The most cold-blooded moment came when Rick and Randall saw Shane trapped on the bus and decided to leave him. I’m sure Rick was telling himself that Shane would have done the same thing; in fact, he was just crowing about sacrificing others to save himself. But when Rick saw the two dead local cops, side-by-side, he remembered that Shane was his partner, and went back for him. When Shane saw Rick and Randall returning, the joy and relief in Shane’s eyes clearly signaled that he was glad they didn’t subscribe to his philosophy. Will being on the other end of the equation change Shane’s calculating ways in the future? We shall see.
On the car ride home, Rick offered Shane an olive branch, but insisted that Shane follow his lead, which means trusting him. “It’s time for you to come back,” Rick decreed. Shane stared out the window, spotting the same lone walker wandering in a field that he had seen on the first leg of the journey. I think Shane saw that lone walker in the wilderness as a parallel to himself: a loner adrift. Shane definitely feels he’s alone in his way of thinking. But there’s still the question of what to do with Randall, a legitimate threat to the survivors.

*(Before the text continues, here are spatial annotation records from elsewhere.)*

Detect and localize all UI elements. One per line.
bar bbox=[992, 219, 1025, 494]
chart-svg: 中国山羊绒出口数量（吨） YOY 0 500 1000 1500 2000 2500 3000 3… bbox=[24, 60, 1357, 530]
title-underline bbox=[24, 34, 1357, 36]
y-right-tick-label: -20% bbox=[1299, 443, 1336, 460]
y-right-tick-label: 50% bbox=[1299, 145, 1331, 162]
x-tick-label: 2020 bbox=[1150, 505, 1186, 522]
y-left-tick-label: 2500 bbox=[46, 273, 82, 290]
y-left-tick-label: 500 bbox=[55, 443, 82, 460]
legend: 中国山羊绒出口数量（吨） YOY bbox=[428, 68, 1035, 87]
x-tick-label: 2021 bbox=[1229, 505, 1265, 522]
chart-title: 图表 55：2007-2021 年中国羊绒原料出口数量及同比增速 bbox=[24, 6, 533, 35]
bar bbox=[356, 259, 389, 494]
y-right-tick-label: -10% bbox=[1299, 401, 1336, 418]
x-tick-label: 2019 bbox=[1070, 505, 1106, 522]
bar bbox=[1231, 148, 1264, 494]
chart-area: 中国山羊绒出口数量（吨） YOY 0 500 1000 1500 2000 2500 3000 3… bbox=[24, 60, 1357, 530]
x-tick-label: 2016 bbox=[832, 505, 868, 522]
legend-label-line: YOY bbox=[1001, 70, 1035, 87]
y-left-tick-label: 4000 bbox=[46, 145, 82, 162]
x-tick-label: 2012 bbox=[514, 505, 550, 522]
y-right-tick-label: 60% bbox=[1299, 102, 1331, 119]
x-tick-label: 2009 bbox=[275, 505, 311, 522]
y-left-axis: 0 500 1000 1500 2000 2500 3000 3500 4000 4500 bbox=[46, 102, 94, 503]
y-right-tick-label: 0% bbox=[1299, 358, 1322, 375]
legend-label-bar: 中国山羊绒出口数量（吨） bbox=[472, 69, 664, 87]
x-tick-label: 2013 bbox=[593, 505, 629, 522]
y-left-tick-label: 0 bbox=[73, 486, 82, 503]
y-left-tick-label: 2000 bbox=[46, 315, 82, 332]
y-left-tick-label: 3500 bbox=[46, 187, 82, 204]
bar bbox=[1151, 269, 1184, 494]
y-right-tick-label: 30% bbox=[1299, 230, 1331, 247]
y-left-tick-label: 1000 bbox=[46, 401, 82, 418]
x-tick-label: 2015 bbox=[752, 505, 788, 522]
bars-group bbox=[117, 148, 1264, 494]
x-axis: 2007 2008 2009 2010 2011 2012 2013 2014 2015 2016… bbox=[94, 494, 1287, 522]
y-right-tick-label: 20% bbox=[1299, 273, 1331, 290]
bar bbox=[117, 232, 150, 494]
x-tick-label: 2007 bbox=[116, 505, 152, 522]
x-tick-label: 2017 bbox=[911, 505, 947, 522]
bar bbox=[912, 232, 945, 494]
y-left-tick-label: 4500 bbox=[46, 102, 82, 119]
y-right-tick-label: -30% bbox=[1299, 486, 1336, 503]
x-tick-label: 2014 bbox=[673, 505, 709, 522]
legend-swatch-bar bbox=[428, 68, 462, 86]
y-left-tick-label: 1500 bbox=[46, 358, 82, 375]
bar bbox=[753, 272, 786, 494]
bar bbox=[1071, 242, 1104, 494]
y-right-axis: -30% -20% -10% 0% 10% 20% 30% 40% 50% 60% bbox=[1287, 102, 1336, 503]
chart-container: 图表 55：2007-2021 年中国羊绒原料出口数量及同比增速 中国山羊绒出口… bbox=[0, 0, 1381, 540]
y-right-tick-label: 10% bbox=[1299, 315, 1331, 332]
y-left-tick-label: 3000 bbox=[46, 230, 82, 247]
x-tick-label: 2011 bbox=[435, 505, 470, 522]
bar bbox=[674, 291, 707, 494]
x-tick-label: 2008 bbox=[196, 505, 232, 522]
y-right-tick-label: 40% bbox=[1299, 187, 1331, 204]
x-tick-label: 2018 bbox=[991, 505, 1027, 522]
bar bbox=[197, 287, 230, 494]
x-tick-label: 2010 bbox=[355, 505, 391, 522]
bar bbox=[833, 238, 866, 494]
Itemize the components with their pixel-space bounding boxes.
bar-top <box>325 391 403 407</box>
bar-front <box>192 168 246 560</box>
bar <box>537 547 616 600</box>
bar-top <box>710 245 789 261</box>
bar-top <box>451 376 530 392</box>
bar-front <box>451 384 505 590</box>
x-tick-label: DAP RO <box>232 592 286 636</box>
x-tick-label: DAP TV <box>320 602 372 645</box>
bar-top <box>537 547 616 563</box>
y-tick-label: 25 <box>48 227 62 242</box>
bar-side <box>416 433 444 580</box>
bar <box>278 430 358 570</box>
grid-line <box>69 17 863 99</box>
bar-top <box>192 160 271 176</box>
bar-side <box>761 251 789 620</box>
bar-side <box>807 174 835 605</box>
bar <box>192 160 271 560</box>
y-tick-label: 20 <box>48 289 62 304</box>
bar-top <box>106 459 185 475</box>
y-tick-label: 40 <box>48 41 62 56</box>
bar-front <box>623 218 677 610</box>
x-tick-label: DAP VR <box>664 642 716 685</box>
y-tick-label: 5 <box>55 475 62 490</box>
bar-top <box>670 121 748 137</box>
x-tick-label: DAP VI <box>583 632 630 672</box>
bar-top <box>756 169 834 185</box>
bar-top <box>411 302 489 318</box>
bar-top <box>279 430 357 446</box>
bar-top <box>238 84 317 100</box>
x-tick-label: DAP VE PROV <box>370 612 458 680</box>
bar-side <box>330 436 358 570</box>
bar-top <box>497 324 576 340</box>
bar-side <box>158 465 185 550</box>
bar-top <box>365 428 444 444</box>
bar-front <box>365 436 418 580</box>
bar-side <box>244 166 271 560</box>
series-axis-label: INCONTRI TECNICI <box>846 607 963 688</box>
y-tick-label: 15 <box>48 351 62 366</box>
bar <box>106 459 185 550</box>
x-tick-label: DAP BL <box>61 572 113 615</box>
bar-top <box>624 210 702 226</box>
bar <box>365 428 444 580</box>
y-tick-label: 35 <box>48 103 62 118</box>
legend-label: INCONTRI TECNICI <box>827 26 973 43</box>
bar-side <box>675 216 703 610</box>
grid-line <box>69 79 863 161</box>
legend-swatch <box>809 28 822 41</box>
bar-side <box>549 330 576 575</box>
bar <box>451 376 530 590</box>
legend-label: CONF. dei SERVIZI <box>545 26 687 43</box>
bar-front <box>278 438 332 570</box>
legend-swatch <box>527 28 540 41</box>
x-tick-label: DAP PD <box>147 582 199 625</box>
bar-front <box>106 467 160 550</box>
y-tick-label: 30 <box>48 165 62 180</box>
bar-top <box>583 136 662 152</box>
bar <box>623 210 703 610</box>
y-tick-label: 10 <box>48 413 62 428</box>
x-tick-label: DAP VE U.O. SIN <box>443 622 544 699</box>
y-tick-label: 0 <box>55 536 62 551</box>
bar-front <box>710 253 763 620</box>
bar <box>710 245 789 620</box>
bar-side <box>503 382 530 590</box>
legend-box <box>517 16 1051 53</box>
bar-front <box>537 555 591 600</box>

It turned out that there was a legitimate question whether Beth (Emily Kinney) would commit suicide in her grief. She begged her sister Maggie (Lauren Cohan) to join her, but she resisted. Andrea (Laurie Holden), who was determined to kill herself last season, told Lori and Maggie that Beth has to make the decision to live — no one can make it for her. So Andrea told Beth she has to make room for the pain in life because it will never go away, and then contrived to give Beth the chance to do away with herself. But she didn’t, instead choosing a showy-yet-ineffective half-hearted attempt to take her own life.
There were two other interesting points about this episode: Lori and Andrea fought over Andrea standing guard instead of contributing to the domestic chores like cooking and laundry. Lori insisted the men could take care of security while Lori and Maggie attempted to create a more homey atmosphere, something approaching the old normal. But Andrea rejected that outright. It’s interesting that Lori is now invested in nesting, after coming so close to giving up and letting her son Carl die in order to spare him the horror of this world. And the same with her unborn child. In just a few episodes, Lori has a whole new outlook on the future.

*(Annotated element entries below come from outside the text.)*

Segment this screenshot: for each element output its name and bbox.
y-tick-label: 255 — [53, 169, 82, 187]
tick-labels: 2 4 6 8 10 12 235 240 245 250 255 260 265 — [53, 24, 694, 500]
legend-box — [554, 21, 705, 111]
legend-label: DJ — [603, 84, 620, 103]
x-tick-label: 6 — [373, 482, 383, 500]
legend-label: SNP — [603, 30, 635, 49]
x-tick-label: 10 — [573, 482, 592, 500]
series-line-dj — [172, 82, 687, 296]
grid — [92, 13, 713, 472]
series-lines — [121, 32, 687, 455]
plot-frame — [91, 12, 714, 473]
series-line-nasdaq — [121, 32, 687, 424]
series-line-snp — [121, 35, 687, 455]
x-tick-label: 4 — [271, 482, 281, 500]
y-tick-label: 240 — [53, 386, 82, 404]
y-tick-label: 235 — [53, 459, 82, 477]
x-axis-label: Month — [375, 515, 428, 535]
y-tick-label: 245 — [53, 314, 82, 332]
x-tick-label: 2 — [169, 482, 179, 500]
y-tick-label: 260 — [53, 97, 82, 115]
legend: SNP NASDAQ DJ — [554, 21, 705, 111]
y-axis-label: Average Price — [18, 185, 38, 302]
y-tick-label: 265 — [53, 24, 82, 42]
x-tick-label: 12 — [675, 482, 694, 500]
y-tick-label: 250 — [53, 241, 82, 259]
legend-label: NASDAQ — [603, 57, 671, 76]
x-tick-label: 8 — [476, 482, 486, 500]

I like Rick’s new ammo-saving philosophy, as well as his advice about stocking supplies and preparing for winter. And he’s right; winter should slow down the zombies; in fact, it should starve out a lot of them. But the colder weather will probably bring more walkers down from the north. And just how cold does it get in Georgia in the winter?
Oh, and one more thing: The mystery of the mode of transmission of the disease was hinted at more broadly when Shane noticed there were no bite marks on the dead cops. Rick suggested that the scratches on the bodies were the mode of transmission. But is that really how it happens? If I were Shane, I’d be worried about that knife I used to slice open my hand — after stabbing a zombie in the skull with it!